13 May 2022 - 13 July 2022

We are proud to present the very first GREY STATE exhibition featuring ⅔ of our co-founders—Masha Morgunova and Sulay Ranjit—who have a history of collaboration in various forms of expression, including photography, painting, and video.

semblance explores broader themes of identity and perception. Although manifested through different media and styles, each work in this exhibition attempts to interpret and depict a relationship between reality and its reflection(s). We hope this exhibition offers some insight and clarity into Masha's and Sulay's respective art practices.

Masha’s recent work investigates the German term Weltschmerz (world-pain) that describes a feeling of melancholia associated with the weariness of the world. She currently explores this topic through figurative paintings using inversion of color, which allows her to create a contemplative, desolate, and uncanny simulacrum of reality with which we are familiar. Sulay’s recent works, often taking sculptural form, probe the notion of a fragmented consciousness; he imagines immaterial fragments coming into material being as whole objects/experiences.

“ We came to form a close personal and artistic friendship while sharing a studio space as college students. Over the years, we have seen each other's practice evolve, both independently and collaboratively. The works assembled within this exhibition may seem vastly different, but they share a deeply rooted interest in human experience. Today, although physically separated by over twelve thousand kilometers, we are excited to virtually come together in semblance. ”

Waiting for the Summer Rain
consists of figurative oil paintings that explore how we interact with ourselves, our past and present, navigating a sense of sentimentality in response to the current state of the world.
This series contains inversion paintings, meaning that the colors in them are flipped to their opposites to create an uncanny version of the world with which we are familiar. Inversion here serves as a symbol of a deep inner imbalance caused by an amplified Weltschmerz (World-pain)—a German term that describes a feeling of melancholia associated with the weariness of the world and it’s apparent distance from the idyll. With pressing environmental, political, and social issues, as well as incessant contact with media, I believe that such melancholic apathy is a relevant phenomenon in a contemporary cataclysmic world. In Waiting for the Summer Rain, I am compelled to explore how being exposed to the pain of our world—whether past (e.g. historical atrocities), present (e.g. ongoing wars and conflicts), or future (e.g. climate crisis)—can affect individuals and shape our collective state of being.

The painted figures, radiating blue light, are shown in contemplative positions, each preoccupied with their own quiet internal turmoil. Deriving inspiration from William Gass’ and Maggie Nelson’s written meditations on blue, I am determined that this color embodies the desired connotations to portray a contemporary Weltschmerz - solitude and contemplation, grief and longing, emergence of life and its fading.

          Masha Morgunova

Sulay Ranjit  

What is it to experience an amalgamation of immaterial fragments that have endured, transcending histories and permeating the fabric of present space and time? Through my works included in this exhibition, I probe the notion of a fragmented consciousness and how it is experienced as a seamless singular in the present.

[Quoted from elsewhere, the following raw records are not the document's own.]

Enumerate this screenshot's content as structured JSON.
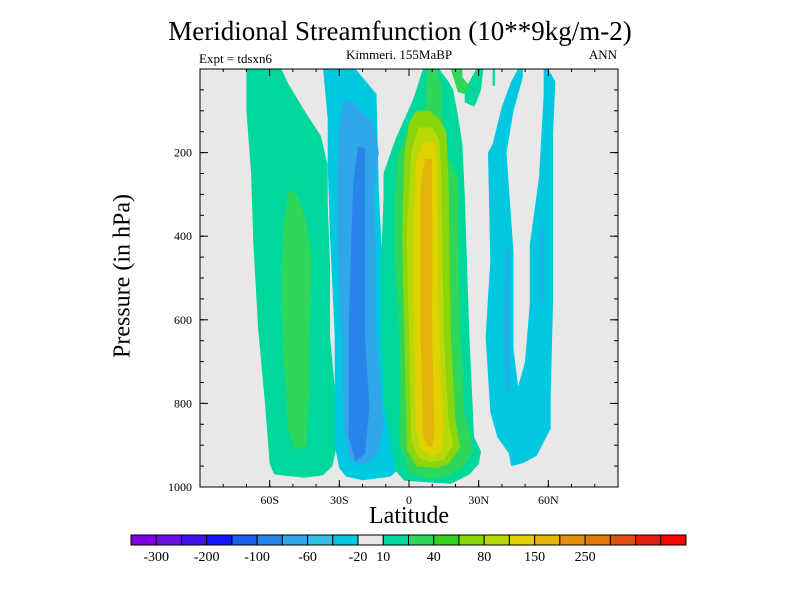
{
  "chart_data": {
    "type": "contour",
    "title": "Meridional Streamfunction (10**9kg/m-2)",
    "subtitle_left": "Expt = tdsxn6",
    "subtitle_center": "Kimmeri. 155MaBP",
    "subtitle_right": "ANN",
    "xlabel": "Latitude",
    "ylabel": "Pressure (in hPa)",
    "xlim": [
      -90,
      90
    ],
    "ylim": [
      1000,
      0
    ],
    "x_ticks": [
      {
        "value": -60,
        "label": "60S"
      },
      {
        "value": -30,
        "label": "30S"
      },
      {
        "value": 0,
        "label": "0"
      },
      {
        "value": 30,
        "label": "30N"
      },
      {
        "value": 60,
        "label": "60N"
      }
    ],
    "y_ticks": [
      {
        "value": 200,
        "label": "200"
      },
      {
        "value": 400,
        "label": "400"
      },
      {
        "value": 600,
        "label": "600"
      },
      {
        "value": 800,
        "label": "800"
      },
      {
        "value": 1000,
        "label": "1000"
      }
    ],
    "colorbar": {
      "colors": [
        "#8000e6",
        "#6a10e6",
        "#3f12ec",
        "#1414ff",
        "#1a5fe8",
        "#2883ea",
        "#2fa7e8",
        "#38bee2",
        "#00c8e0",
        "#e8e8e8",
        "#00d79b",
        "#2ed65a",
        "#36d01f",
        "#8ad60c",
        "#b8d80a",
        "#e0d200",
        "#e5b40b",
        "#e58f10",
        "#e5780a",
        "#e44d0f",
        "#e21e10",
        "#ff0000"
      ],
      "labels": [
        {
          "index": 1,
          "text": "-300"
        },
        {
          "index": 3,
          "text": "-200"
        },
        {
          "index": 5,
          "text": "-100"
        },
        {
          "index": 7,
          "text": "-60"
        },
        {
          "index": 9,
          "text": "-20"
        },
        {
          "index": 10,
          "text": "10"
        },
        {
          "index": 12,
          "text": "40"
        },
        {
          "index": 14,
          "text": "80"
        },
        {
          "index": 16,
          "text": "150"
        },
        {
          "index": 18,
          "text": "250"
        }
      ]
    },
    "background_color": "#e8e8e8",
    "regions": [
      {
        "name": "sh-outer-cell-10",
        "color": "#00d79b",
        "outline": [
          [
            -70,
            0
          ],
          [
            -55,
            0
          ],
          [
            -52,
            35
          ],
          [
            -45,
            100
          ],
          [
            -38,
            160
          ],
          [
            -35,
            230
          ],
          [
            -35,
            320
          ],
          [
            -34,
            470
          ],
          [
            -34,
            640
          ],
          [
            -32,
            760
          ],
          [
            -31,
            900
          ],
          [
            -33,
            950
          ],
          [
            -37,
            972
          ],
          [
            -45,
            978
          ],
          [
            -58,
            970
          ],
          [
            -60,
            945
          ],
          [
            -62,
            800
          ],
          [
            -65,
            620
          ],
          [
            -67,
            420
          ],
          [
            -68,
            250
          ],
          [
            -70,
            100
          ]
        ]
      },
      {
        "name": "sh-outer-cell-40",
        "color": "#2ed65a",
        "outline": [
          [
            -52,
            290
          ],
          [
            -48,
            300
          ],
          [
            -44,
            370
          ],
          [
            -42,
            450
          ],
          [
            -43,
            640
          ],
          [
            -43,
            760
          ],
          [
            -44,
            900
          ],
          [
            -49,
            912
          ],
          [
            -52,
            860
          ],
          [
            -54,
            700
          ],
          [
            -55,
            520
          ],
          [
            -54,
            380
          ]
        ]
      },
      {
        "name": "sh-hadley-cell-m20",
        "color": "#00c8e0",
        "outline": [
          [
            -37,
            0
          ],
          [
            -23,
            0
          ],
          [
            -20,
            20
          ],
          [
            -14,
            60
          ],
          [
            -13,
            290
          ],
          [
            -10,
            640
          ],
          [
            -8,
            850
          ],
          [
            -5,
            880
          ],
          [
            -4,
            955
          ],
          [
            -8,
            975
          ],
          [
            -20,
            984
          ],
          [
            -27,
            975
          ],
          [
            -30,
            955
          ],
          [
            -32,
            900
          ],
          [
            -32,
            640
          ],
          [
            -34,
            400
          ],
          [
            -35,
            230
          ],
          [
            -35,
            120
          ]
        ]
      },
      {
        "name": "sh-hadley-cell-m60",
        "color": "#2fa7e8",
        "outline": [
          [
            -28,
            75
          ],
          [
            -24,
            80
          ],
          [
            -19,
            110
          ],
          [
            -15,
            130
          ],
          [
            -13,
            200
          ],
          [
            -15,
            280
          ],
          [
            -14,
            640
          ],
          [
            -11,
            850
          ],
          [
            -13,
            915
          ],
          [
            -18,
            945
          ],
          [
            -22,
            945
          ],
          [
            -26,
            930
          ],
          [
            -28,
            850
          ],
          [
            -29,
            640
          ],
          [
            -31,
            420
          ],
          [
            -31,
            250
          ],
          [
            -30,
            130
          ]
        ]
      },
      {
        "name": "sh-hadley-cell-m100",
        "color": "#2883ea",
        "outline": [
          [
            -22,
            185
          ],
          [
            -19,
            190
          ],
          [
            -19,
            640
          ],
          [
            -17,
            810
          ],
          [
            -19,
            920
          ],
          [
            -23,
            940
          ],
          [
            -26,
            880
          ],
          [
            -26,
            640
          ],
          [
            -25,
            430
          ],
          [
            -24,
            270
          ]
        ]
      },
      {
        "name": "nh-hadley-cell-10",
        "color": "#00d79b",
        "outline": [
          [
            6,
            0
          ],
          [
            13,
            0
          ],
          [
            17,
            30
          ],
          [
            19,
            50
          ],
          [
            21,
            110
          ],
          [
            23,
            180
          ],
          [
            24,
            300
          ],
          [
            26,
            640
          ],
          [
            28,
            880
          ],
          [
            31,
            915
          ],
          [
            30,
            945
          ],
          [
            26,
            970
          ],
          [
            18,
            992
          ],
          [
            -2,
            985
          ],
          [
            -6,
            960
          ],
          [
            -8,
            880
          ],
          [
            -11,
            800
          ],
          [
            -12,
            640
          ],
          [
            -12,
            460
          ],
          [
            -11,
            310
          ],
          [
            -11,
            250
          ],
          [
            -6,
            170
          ],
          [
            2,
            70
          ]
        ]
      },
      {
        "name": "nh-hadley-cell-40",
        "color": "#2ed65a",
        "outline": [
          [
            8,
            0
          ],
          [
            12,
            0
          ],
          [
            14,
            40
          ],
          [
            14,
            100
          ],
          [
            16,
            200
          ],
          [
            21,
            260
          ],
          [
            22,
            640
          ],
          [
            24,
            830
          ],
          [
            27,
            880
          ],
          [
            27,
            920
          ],
          [
            23,
            955
          ],
          [
            16,
            975
          ],
          [
            8,
            980
          ],
          [
            0,
            965
          ],
          [
            -4,
            900
          ],
          [
            -4,
            640
          ],
          [
            -6,
            460
          ],
          [
            -6,
            310
          ],
          [
            -5,
            210
          ],
          [
            -2,
            165
          ],
          [
            4,
            130
          ],
          [
            7,
            90
          ]
        ]
      },
      {
        "name": "nh-hadley-cell-80",
        "color": "#8ad60c",
        "outline": [
          [
            3,
            100
          ],
          [
            9,
            100
          ],
          [
            13,
            120
          ],
          [
            16,
            150
          ],
          [
            17,
            260
          ],
          [
            18,
            640
          ],
          [
            20,
            840
          ],
          [
            22,
            905
          ],
          [
            17,
            945
          ],
          [
            12,
            955
          ],
          [
            3,
            950
          ],
          [
            -1,
            910
          ],
          [
            -2,
            640
          ],
          [
            -3,
            400
          ],
          [
            -2,
            200
          ],
          [
            0,
            130
          ]
        ]
      },
      {
        "name": "nh-hadley-cell-120",
        "color": "#b8d80a",
        "outline": [
          [
            4,
            140
          ],
          [
            10,
            140
          ],
          [
            13,
            170
          ],
          [
            14,
            260
          ],
          [
            15,
            640
          ],
          [
            17,
            840
          ],
          [
            19,
            900
          ],
          [
            15,
            935
          ],
          [
            9,
            940
          ],
          [
            4,
            930
          ],
          [
            1,
            890
          ],
          [
            0,
            640
          ],
          [
            -1,
            400
          ],
          [
            1,
            200
          ]
        ]
      },
      {
        "name": "nh-hadley-cell-150",
        "color": "#e0d200",
        "outline": [
          [
            6,
            175
          ],
          [
            11,
            175
          ],
          [
            12,
            220
          ],
          [
            13,
            640
          ],
          [
            15,
            860
          ],
          [
            14,
            915
          ],
          [
            10,
            925
          ],
          [
            5,
            910
          ],
          [
            3,
            860
          ],
          [
            2,
            640
          ],
          [
            2,
            360
          ],
          [
            3,
            220
          ]
        ]
      },
      {
        "name": "nh-hadley-cell-200",
        "color": "#e5b40b",
        "outline": [
          [
            7,
            215
          ],
          [
            10,
            215
          ],
          [
            10,
            640
          ],
          [
            11,
            870
          ],
          [
            10,
            905
          ],
          [
            8,
            902
          ],
          [
            6,
            880
          ],
          [
            5,
            640
          ],
          [
            5,
            380
          ],
          [
            5,
            290
          ],
          [
            6,
            240
          ]
        ]
      },
      {
        "name": "nh-ferrel-cell-m20",
        "color": "#00c8e0",
        "outline": [
          [
            47,
            0
          ],
          [
            49,
            0
          ],
          [
            49,
            20
          ],
          [
            45,
            100
          ],
          [
            42,
            200
          ],
          [
            45,
            440
          ],
          [
            45,
            670
          ],
          [
            47,
            760
          ],
          [
            50,
            700
          ],
          [
            52,
            560
          ],
          [
            52,
            420
          ],
          [
            53,
            380
          ],
          [
            56,
            260
          ],
          [
            58,
            60
          ],
          [
            58,
            0
          ],
          [
            60,
            0
          ],
          [
            63,
            30
          ],
          [
            62,
            160
          ],
          [
            62,
            260
          ],
          [
            62,
            560
          ],
          [
            61,
            780
          ],
          [
            61,
            860
          ],
          [
            55,
            925
          ],
          [
            49,
            943
          ],
          [
            44,
            950
          ],
          [
            43,
            920
          ],
          [
            38,
            880
          ],
          [
            35,
            820
          ],
          [
            33,
            640
          ],
          [
            35,
            460
          ],
          [
            34,
            200
          ],
          [
            36,
            180
          ],
          [
            40,
            90
          ],
          [
            44,
            30
          ]
        ]
      },
      {
        "name": "nh-ferrel-cell-m60-a",
        "color": "#2fa7e8",
        "outline": [
          [
            42,
            420
          ],
          [
            43,
            420
          ],
          [
            43,
            640
          ],
          [
            43,
            770
          ],
          [
            42,
            770
          ],
          [
            41,
            640
          ]
        ]
      },
      {
        "name": "nh-ferrel-cell-m60-b",
        "color": "#2fa7e8",
        "outline": [
          [
            57,
            380
          ],
          [
            58,
            380
          ],
          [
            58,
            560
          ],
          [
            57,
            560
          ]
        ]
      },
      {
        "name": "nh-upper-cell-10",
        "color": "#00d79b",
        "outline": [
          [
            29,
            0
          ],
          [
            32,
            0
          ],
          [
            31,
            50
          ],
          [
            29,
            80
          ],
          [
            28,
            90
          ],
          [
            24,
            80
          ],
          [
            24,
            50
          ]
        ]
      },
      {
        "name": "nh-upper-cell-40",
        "color": "#2ed65a",
        "outline": [
          [
            18,
            0
          ],
          [
            23,
            0
          ],
          [
            23,
            20
          ],
          [
            26,
            40
          ],
          [
            24,
            60
          ],
          [
            21,
            55
          ]
        ]
      },
      {
        "name": "nh-upper-cell-10b",
        "color": "#00d79b",
        "outline": [
          [
            36,
            0
          ],
          [
            37,
            0
          ],
          [
            37,
            40
          ],
          [
            36,
            40
          ]
        ]
      }
    ]
  }
}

A number of sculptural works in this series come to form as physically whole objects through the fusion of disparate elements. This body of work represents my recent attempts at creating a kind of language that forces the audience to view fused fragments, so as to form conceptual links between the fragments as relational and formative towards a supposed whole. Disjoint body parts then become a commonly accessible motif — I explore anthropomorphic tendencies for their immediacy in terms of generating senses of memory, and of conveying immateriality through material forms. My non-sculptural works exhibit similar ideas as well.

In particular, I Smell Like Curry points to an instance of a fragmented self and the affective dimension that it inhabits as a brown body moves through euro-american spaces in an allegedly post-colonial world. Liminal experiences of the self are intriguing, and I believe that their study is pertinent to more inclusive and robust interrogations of identities, social dynamics, and structures of power embedded therein.

In the end, I want to let my works continually generate their own meanings, both for the viewers and for myself. Some of these works were conceived as early as 2020, and continue to be adapted for virtual display environments in response to physical, material, and spatial limitations.